Google met le paquet dans la santé et s'attaque à la génétique !
Après être devenu le numéro un du numérique, Google vient d'effectuer un pas de plus dans le domaine de la santé en entreprenant, via une clinique chargée de réaliser les prélèvements, la collecte de la plus vaste base mondiale de données génétiques et moléculaires.
Baptisé " Baseline Study ", le projet émane de Google X, le laboratoire chargé de travailler sur les idées les plus folles et les plus révolutionnaires du groupe.

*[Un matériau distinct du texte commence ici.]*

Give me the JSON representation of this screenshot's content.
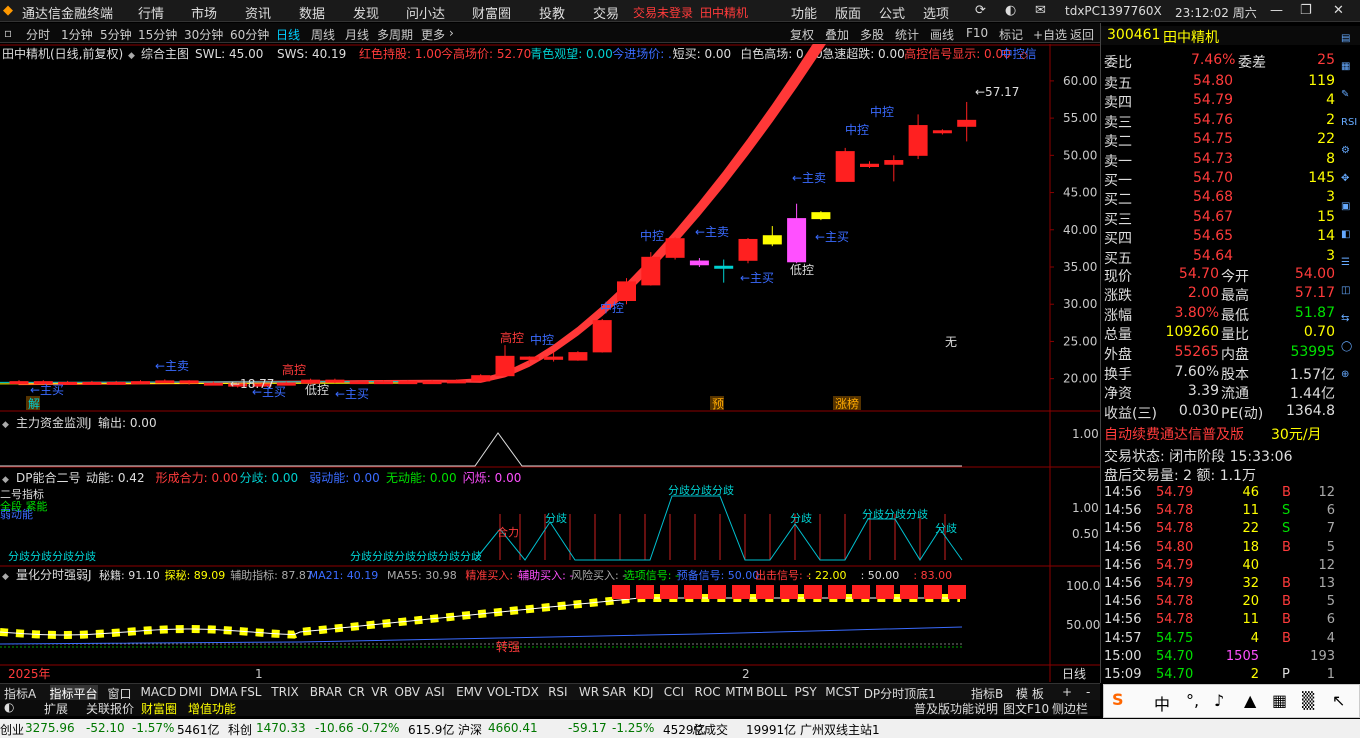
{
  "window": {
    "app_title": "通达信金融终端",
    "menu": [
      "行情",
      "市场",
      "资讯",
      "数据",
      "发现",
      "问小达",
      "财富圈",
      "投教",
      "交易"
    ],
    "trade_status": "交易未登录",
    "stock_name_top": "田中精机",
    "menu_right": [
      "功能",
      "版面",
      "公式",
      "选项"
    ],
    "host": "tdxPC1397760X",
    "clock": "23:12:02 周六"
  },
  "period_bar": {
    "items": [
      "分时",
      "1分钟",
      "5分钟",
      "15分钟",
      "30分钟",
      "60分钟",
      "日线",
      "周线",
      "月线",
      "多周期",
      "更多"
    ],
    "active": "日线",
    "right_buttons": [
      "复权",
      "叠加",
      "多股",
      "统计",
      "画线",
      "F10",
      "标记",
      "+自选",
      "返回"
    ]
  },
  "main_chart": {
    "header_prefix": "田中精机(日线,前复权)",
    "indicator_name": "综合主图",
    "indicators": [
      {
        "text": "SWL: 45.00",
        "color": "#dddddd"
      },
      {
        "text": "SWS: 40.19",
        "color": "#dddddd"
      },
      {
        "text": "红色持股: 1.00",
        "color": "#ff3b3b"
      },
      {
        "text": "今高场价: 52.70",
        "color": "#ff3b3b"
      },
      {
        "text": "青色观望: 0.00",
        "color": "#00d0d0"
      },
      {
        "text": "今进场价: .",
        "color": "#3a6bff"
      },
      {
        "text": "短买: 0.00",
        "color": "#dddddd"
      },
      {
        "text": "白色高场: 0.00",
        "color": "#dddddd"
      },
      {
        "text": "急速超跌: 0.00",
        "color": "#dddddd"
      },
      {
        "text": "高控信号显示: 0.00",
        "color": "#ff3b3b"
      },
      {
        "text": "中控信",
        "color": "#3a6bff"
      }
    ],
    "y_ticks": [
      "60.00",
      "55.00",
      "50.00",
      "45.00",
      "40.00",
      "35.00",
      "30.00",
      "25.00",
      "20.00"
    ],
    "price_high_label": "57.17",
    "price_low_label": "18.77",
    "none_label": "无",
    "bottom_tags": [
      "解",
      "预",
      "涨榜"
    ],
    "annotations": [
      "←主买",
      "←主卖",
      "高控",
      "低控",
      "中控",
      "←主卖",
      "←主买",
      "低控"
    ]
  },
  "chart_data": {
    "type": "candlestick",
    "ylim": [
      17,
      62
    ],
    "candles": [
      {
        "o": 19.6,
        "c": 19.5,
        "h": 19.8,
        "l": 19.3
      },
      {
        "o": 19.5,
        "c": 19.6,
        "h": 19.8,
        "l": 19.3
      },
      {
        "o": 19.5,
        "c": 19.4,
        "h": 19.7,
        "l": 19.2
      },
      {
        "o": 19.4,
        "c": 19.5,
        "h": 19.7,
        "l": 19.2
      },
      {
        "o": 19.5,
        "c": 19.4,
        "h": 19.7,
        "l": 19.2
      },
      {
        "o": 19.4,
        "c": 19.6,
        "h": 19.8,
        "l": 19.3
      },
      {
        "o": 19.6,
        "c": 19.7,
        "h": 19.9,
        "l": 19.4
      },
      {
        "o": 19.7,
        "c": 19.4,
        "h": 19.8,
        "l": 19.2
      },
      {
        "o": 19.4,
        "c": 19.3,
        "h": 19.6,
        "l": 19.1
      },
      {
        "o": 19.3,
        "c": 19.0,
        "h": 19.5,
        "l": 18.8
      },
      {
        "o": 19.0,
        "c": 19.3,
        "h": 19.4,
        "l": 18.77
      },
      {
        "o": 19.3,
        "c": 19.4,
        "h": 19.6,
        "l": 19.1
      },
      {
        "o": 19.4,
        "c": 19.8,
        "h": 20.0,
        "l": 19.2
      },
      {
        "o": 19.8,
        "c": 19.6,
        "h": 20.0,
        "l": 19.4
      },
      {
        "o": 19.6,
        "c": 19.5,
        "h": 19.8,
        "l": 19.3
      },
      {
        "o": 19.5,
        "c": 19.6,
        "h": 19.8,
        "l": 19.3
      },
      {
        "o": 19.6,
        "c": 19.5,
        "h": 19.8,
        "l": 19.3
      },
      {
        "o": 19.5,
        "c": 19.6,
        "h": 19.8,
        "l": 19.3
      },
      {
        "o": 19.6,
        "c": 19.7,
        "h": 19.9,
        "l": 19.4
      },
      {
        "o": 19.7,
        "c": 20.4,
        "h": 20.6,
        "l": 19.6
      },
      {
        "o": 20.4,
        "c": 23.0,
        "h": 24.5,
        "l": 20.3
      },
      {
        "o": 22.9,
        "c": 22.6,
        "h": 23.0,
        "l": 22.0
      },
      {
        "o": 22.6,
        "c": 22.9,
        "h": 23.5,
        "l": 22.3
      },
      {
        "o": 22.5,
        "c": 23.5,
        "h": 23.7,
        "l": 22.4
      },
      {
        "o": 23.6,
        "c": 27.8,
        "h": 28.0,
        "l": 23.5
      },
      {
        "o": 30.5,
        "c": 33.0,
        "h": 33.5,
        "l": 30.0
      },
      {
        "o": 32.6,
        "c": 36.3,
        "h": 37.0,
        "l": 32.5
      },
      {
        "o": 36.3,
        "c": 38.8,
        "h": 39.0,
        "l": 36.0
      },
      {
        "o": 35.8,
        "c": 35.3,
        "h": 36.2,
        "l": 35.0
      },
      {
        "o": 35.1,
        "c": 35.0,
        "h": 36.0,
        "l": 32.9
      },
      {
        "o": 35.9,
        "c": 38.7,
        "h": 38.9,
        "l": 35.5
      },
      {
        "o": 38.1,
        "c": 39.2,
        "h": 40.5,
        "l": 37.8
      },
      {
        "o": 35.7,
        "c": 41.5,
        "h": 43.5,
        "l": 35.5
      },
      {
        "o": 41.5,
        "c": 42.3,
        "h": 42.5,
        "l": 41.3
      },
      {
        "o": 46.5,
        "c": 50.5,
        "h": 51.0,
        "l": 46.5
      },
      {
        "o": 48.5,
        "c": 48.8,
        "h": 49.2,
        "l": 48.3
      },
      {
        "o": 48.8,
        "c": 49.3,
        "h": 50.0,
        "l": 46.5
      },
      {
        "o": 50.0,
        "c": 54.0,
        "h": 55.5,
        "l": 49.5
      },
      {
        "o": 53.1,
        "c": 53.3,
        "h": 53.5,
        "l": 52.8
      },
      {
        "o": 53.9,
        "c": 54.7,
        "h": 57.17,
        "l": 51.87
      }
    ]
  },
  "ind1": {
    "name": "主力资金监测J",
    "output": "输出: 0.00",
    "ticks": [
      "1.00"
    ]
  },
  "ind2": {
    "name": "DP能合二号",
    "items": [
      {
        "text": "动能: 0.42",
        "color": "#dddddd"
      },
      {
        "text": "形成合力: 0.00",
        "color": "#ff3b3b"
      },
      {
        "text": "分歧: 0.00",
        "color": "#00d0d0"
      },
      {
        "text": "弱动能: 0.00",
        "color": "#3a6bff"
      },
      {
        "text": "无动能: 0.00",
        "color": "#00e000"
      },
      {
        "text": "闪烁: 0.00",
        "color": "#ff50ff"
      }
    ],
    "ticks": [
      "1.00",
      "0.50"
    ],
    "left_labels": [
      "二号指标",
      "全段 紧能",
      "弱动能",
      "无动能"
    ],
    "peak_labels": [
      "分歧",
      "分歧",
      "分歧",
      "分歧",
      "分歧",
      "分歧",
      "合力",
      "分歧分歧分歧"
    ]
  },
  "ind3": {
    "name": "量化分时强弱J",
    "items": [
      {
        "text": "秘籍: 91.10",
        "color": "#dddddd"
      },
      {
        "text": "探秘: 89.09",
        "color": "#ffff00"
      },
      {
        "text": "辅助指标: 87.87",
        "color": "#aaaaaa"
      },
      {
        "text": "MA21: 40.19",
        "color": "#3a6bff"
      },
      {
        "text": "MA55: 30.98",
        "color": "#aaaaaa"
      },
      {
        "text": "精准买入: -",
        "color": "#ff3b3b"
      },
      {
        "text": "辅助买入: -",
        "color": "#ff50ff"
      },
      {
        "text": "风险买入: -",
        "color": "#aaaaaa"
      },
      {
        "text": "选项信号: -",
        "color": "#00e000"
      },
      {
        "text": "预备信号: 50.00",
        "color": "#3a6bff"
      },
      {
        "text": "出击信号: -",
        "color": "#ff3b3b"
      },
      {
        "text": ": 22.00",
        "color": "#ffff00"
      },
      {
        "text": ": 50.00",
        "color": "#dddddd"
      },
      {
        "text": ": 83.00",
        "color": "#ff3b3b"
      }
    ],
    "ticks": [
      "100.0",
      "50.00"
    ],
    "label_mid": "转强"
  },
  "x_axis": {
    "labels": [
      "2025年",
      "1",
      "2"
    ],
    "period": "日线"
  },
  "quote": {
    "code": "300461",
    "name": "田中精机",
    "weibi_label": "委比",
    "weibi": "7.46%",
    "weicha_label": "委差",
    "weicha": "25",
    "asks": [
      {
        "label": "卖五",
        "price": "54.80",
        "vol": "119"
      },
      {
        "label": "卖四",
        "price": "54.79",
        "vol": "4"
      },
      {
        "label": "卖三",
        "price": "54.76",
        "vol": "2"
      },
      {
        "label": "卖二",
        "price": "54.75",
        "vol": "22"
      },
      {
        "label": "卖一",
        "price": "54.73",
        "vol": "8"
      }
    ],
    "bids": [
      {
        "label": "买一",
        "price": "54.70",
        "vol": "145"
      },
      {
        "label": "买二",
        "price": "54.68",
        "vol": "3"
      },
      {
        "label": "买三",
        "price": "54.67",
        "vol": "15"
      },
      {
        "label": "买四",
        "price": "54.65",
        "vol": "14"
      },
      {
        "label": "买五",
        "price": "54.64",
        "vol": "3"
      }
    ],
    "stats": [
      {
        "l1": "现价",
        "v1": "54.70",
        "c1": "#ff3b3b",
        "l2": "今开",
        "v2": "54.00",
        "c2": "#ff3b3b"
      },
      {
        "l1": "涨跌",
        "v1": "2.00",
        "c1": "#ff3b3b",
        "l2": "最高",
        "v2": "57.17",
        "c2": "#ff3b3b"
      },
      {
        "l1": "涨幅",
        "v1": "3.80%",
        "c1": "#ff3b3b",
        "l2": "最低",
        "v2": "51.87",
        "c2": "#00e000"
      },
      {
        "l1": "总量",
        "v1": "109260",
        "c1": "#ffff00",
        "l2": "量比",
        "v2": "0.70",
        "c2": "#ffff00"
      },
      {
        "l1": "外盘",
        "v1": "55265",
        "c1": "#ff3b3b",
        "l2": "内盘",
        "v2": "53995",
        "c2": "#00e000"
      }
    ],
    "stats2": [
      {
        "l1": "换手",
        "v1": "7.60%",
        "l2": "股本",
        "v2": "1.57亿"
      },
      {
        "l1": "净资",
        "v1": "3.39",
        "l2": "流通",
        "v2": "1.44亿"
      },
      {
        "l1": "收益(三)",
        "v1": "0.030",
        "l2": "PE(动)",
        "v2": "1364.8"
      }
    ],
    "ad_text": "自动续费通达信普及版",
    "ad_price": "30元/月",
    "trade_status": "交易状态: 闭市阶段 15:33:06",
    "after_hours": "盘后交易量: 2  额: 1.1万",
    "ticks": [
      {
        "t": "14:56",
        "p": "54.79",
        "v": "46",
        "bs": "B",
        "n": "12"
      },
      {
        "t": "14:56",
        "p": "54.78",
        "v": "11",
        "bs": "S",
        "n": "6"
      },
      {
        "t": "14:56",
        "p": "54.78",
        "v": "22",
        "bs": "S",
        "n": "7"
      },
      {
        "t": "14:56",
        "p": "54.80",
        "v": "18",
        "bs": "B",
        "n": "5"
      },
      {
        "t": "14:56",
        "p": "54.79",
        "v": "40",
        "bs": "",
        "n": "12"
      },
      {
        "t": "14:56",
        "p": "54.79",
        "v": "32",
        "bs": "B",
        "n": "13"
      },
      {
        "t": "14:56",
        "p": "54.78",
        "v": "20",
        "bs": "B",
        "n": "5"
      },
      {
        "t": "14:56",
        "p": "54.78",
        "v": "11",
        "bs": "B",
        "n": "6"
      },
      {
        "t": "14:57",
        "p": "54.75",
        "v": "4",
        "bs": "B",
        "n": "4"
      },
      {
        "t": "15:00",
        "p": "54.70",
        "v": "1505",
        "bs": "",
        "n": "193"
      },
      {
        "t": "15:09",
        "p": "54.70",
        "v": "2",
        "bs": "P",
        "n": "1"
      }
    ]
  },
  "tabs": [
    "指标A",
    "指标平台",
    "窗口",
    "MACD",
    "DMI",
    "DMA",
    "FSL",
    "TRIX",
    "BRAR",
    "CR",
    "VR",
    "OBV",
    "ASI",
    "EMV",
    "VOL-TDX",
    "RSI",
    "WR",
    "SAR",
    "KDJ",
    "CCI",
    "ROC",
    "MTM",
    "BOLL",
    "PSY",
    "MCST",
    "DP分时顶底1"
  ],
  "tabs_right": [
    "指标B",
    "模 板",
    "+",
    "-"
  ],
  "tabs2": [
    "扩展",
    "关联报价",
    "财富圈",
    "增值功能"
  ],
  "tabs2_right": [
    "普及版功能说明",
    "图文F10",
    "侧边栏"
  ],
  "statusbar": [
    {
      "text": "创业",
      "color": "#000"
    },
    {
      "text": "3275.96",
      "color": "#007700"
    },
    {
      "text": "-52.10",
      "color": "#007700"
    },
    {
      "text": "-1.57%",
      "color": "#007700"
    },
    {
      "text": "5461亿",
      "color": "#000"
    },
    {
      "text": "科创",
      "color": "#000"
    },
    {
      "text": "1470.33",
      "color": "#007700"
    },
    {
      "text": "-10.66",
      "color": "#007700"
    },
    {
      "text": "-0.72%",
      "color": "#007700"
    },
    {
      "text": "615.9亿",
      "color": "#000"
    },
    {
      "text": "沪深",
      "color": "#000"
    },
    {
      "text": "4660.41",
      "color": "#007700"
    },
    {
      "text": "-59.17",
      "color": "#007700"
    },
    {
      "text": "-1.25%",
      "color": "#007700"
    },
    {
      "text": "4529亿",
      "color": "#000"
    },
    {
      "text": "总成交",
      "color": "#000"
    },
    {
      "text": "19991亿",
      "color": "#000"
    },
    {
      "text": "广州双线主站1",
      "color": "#000"
    }
  ],
  "ime": {
    "chars": [
      "中",
      "°,",
      "🎤"
    ]
  }
}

On lui doit déjà les Google Glass ou encore la Google Car.
Le nouveau projet a été confié au Dr Andrew Conrad, pionnier dans la recherche pour la lutte contre le Sida et artisan de la création d'un test bon marché pour détecter le VIH. Ce dernier travaille déjà depuis un an et demi dans les locaux de la société de biotechnologies Calico fondée en septembre 2013 par Google.
Avec son équipe qui compte une centaine d'experts médicaux en physiologie, optique, biochimie ou encore biologie moléculaire, le Dr Conrad a entamé cet été la collecte des données de 175 donneurs anonymes. Dans un futur proche, Google souhaite élargir son étude à des milliers de patients.

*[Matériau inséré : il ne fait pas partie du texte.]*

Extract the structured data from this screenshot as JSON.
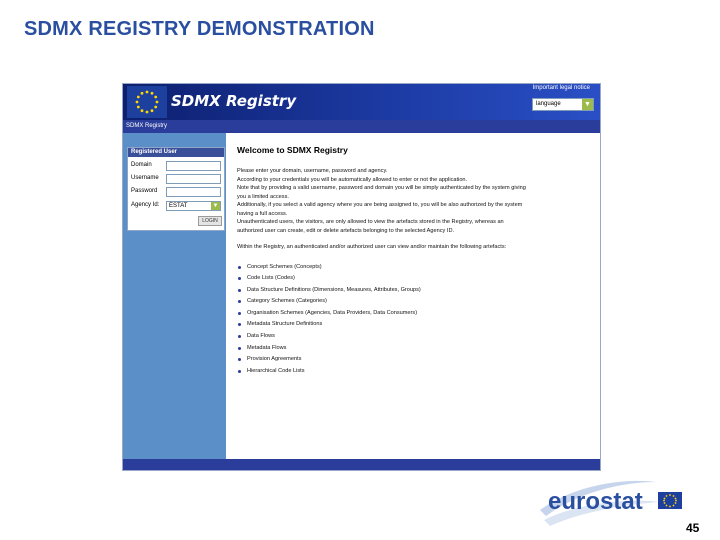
{
  "slide": {
    "title": "SDMX REGISTRY DEMONSTRATION",
    "page_number": "45",
    "logo_text": "eurostat"
  },
  "app": {
    "banner_title": "SDMX Registry",
    "legal_link": "Important legal notice",
    "language_select": "language",
    "breadcrumb": "SDMX Registry"
  },
  "login": {
    "header": "Registered User",
    "domain_label": "Domain",
    "username_label": "Username",
    "password_label": "Password",
    "agency_label": "Agency Id:",
    "agency_value": "ESTAT",
    "login_button": "LOGIN"
  },
  "content": {
    "heading": "Welcome to SDMX Registry",
    "paragraphs": [
      "Please enter your domain, username, password and agency.",
      "According to your credentials you will be automatically allowed to enter or not the application.",
      "Note that by providing a valid username, password and domain you will be simply authenticated by the system giving",
      "you a limited access.",
      "Additionally, if you select a valid agency where you are being assigned to, you will be also authorized by the system",
      "having a full access.",
      "Unauthenticated users, the visitors, are only allowed to view the artefacts stored in the Registry, whereas an",
      "authorized user can create, edit or delete artefacts belonging to the selected Agency ID."
    ],
    "intro": "Within the Registry, an authenticated and/or authorized user can view and/or maintain the following artefacts:",
    "artefacts": [
      "Concept Schemes (Concepts)",
      "Code Lists (Codes)",
      "Data Structure Definitions (Dimensions, Measures, Attributes, Groups)",
      "Category Schemes (Categories)",
      "Organisation Schemes (Agencies, Data Providers, Data Consumers)",
      "Metadata Structure Definitions",
      "Data Flows",
      "Metadata Flows",
      "Provision Agreements",
      "Hierarchical Code Lists"
    ]
  },
  "colors": {
    "title_blue": "#2b4fa0",
    "banner_dark": "#0d1f6e",
    "sidebar_blue": "#5a8fc7",
    "nav_bar": "#2b3d9a",
    "eu_yellow": "#ffd700"
  }
}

Urine, sang, larmes ou encore salive vont ainsi être récoltés de manière à constituer une gigantesque base de données sur le corps humain. Un tel outil devrait rassembler à terme les génomes complets des volontaires, l'historique génétique des parents, la vitesse des battements de coeur lorsqu'ils sont soumis au stress ou encore la manière dont leur corps métabolise la nourriture ou les médicaments.
La firme californienne mise sur sa puissance informatique pour dénicher des biomarqueurs permettant de différentier un corps sain d'un autre risquant de développer un futur problème cardiaque, un cancer ou une pathologie dégénérative.

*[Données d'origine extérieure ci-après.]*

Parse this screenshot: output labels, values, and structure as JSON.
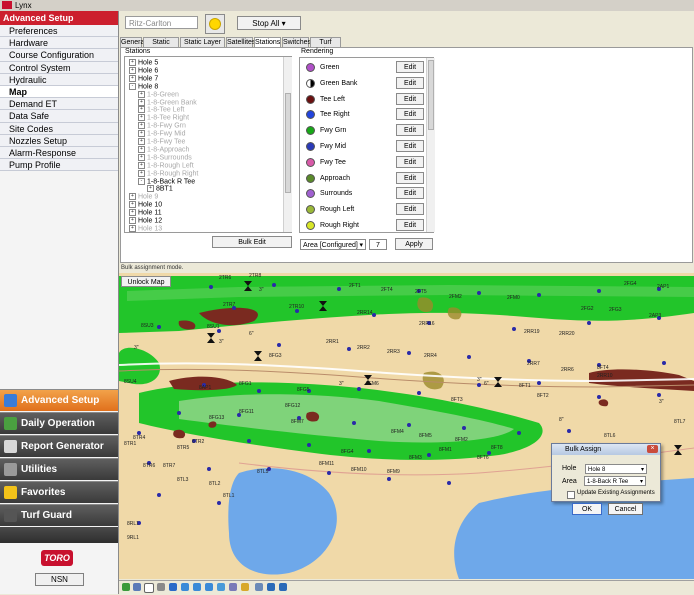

À terme, le laboratoire futuriste Google X sera capable de dresser le portrait génétique d'un être humain en parfaite santé, et donc de diagnostiquer très tôt, avant même l'apparition des symptômes, les maladies éventuelles. Les données obtenues permettront ensuite de modifier les comportements et les habitudes du patient.
Précisons que ce nouveau projet est directement rattaché à Google et pas à Calico, sa filiale santé qui étudie le processus du vieillissement et des maladies associées avec l'espoir, à terme, de prolonger la qualité, et la durée de la vie des êtres humains.
Si la " Baseline Stydy " est prometteuse pour l'avenir de la médecine, certains points provoquent néanmoins des inquiétudes, notamment la confidentialité des données récoltées, et le respect de la vie privée. Des réserves que le géant américain du web a tenté de calmer en affirmant que les informations obtenus seront uniquement utilisées dans un cadre médical, que les données publiées resteront anonymes et qu'elles ne seront pas transmises aux compagnies d'assurance ou aux employeurs.
Reste qu'il va falloir s'armer de patience. Le Dr Conrad a prévenu : il faudra encore de longues années et beaucoup d'autres volontaires pour que les recherches soient concluantes. Mais le fait est là, après avoir conquis notre vie numérique, le moteur de recherche compte bien investir notre corps pour améliorer notre vie, tout court.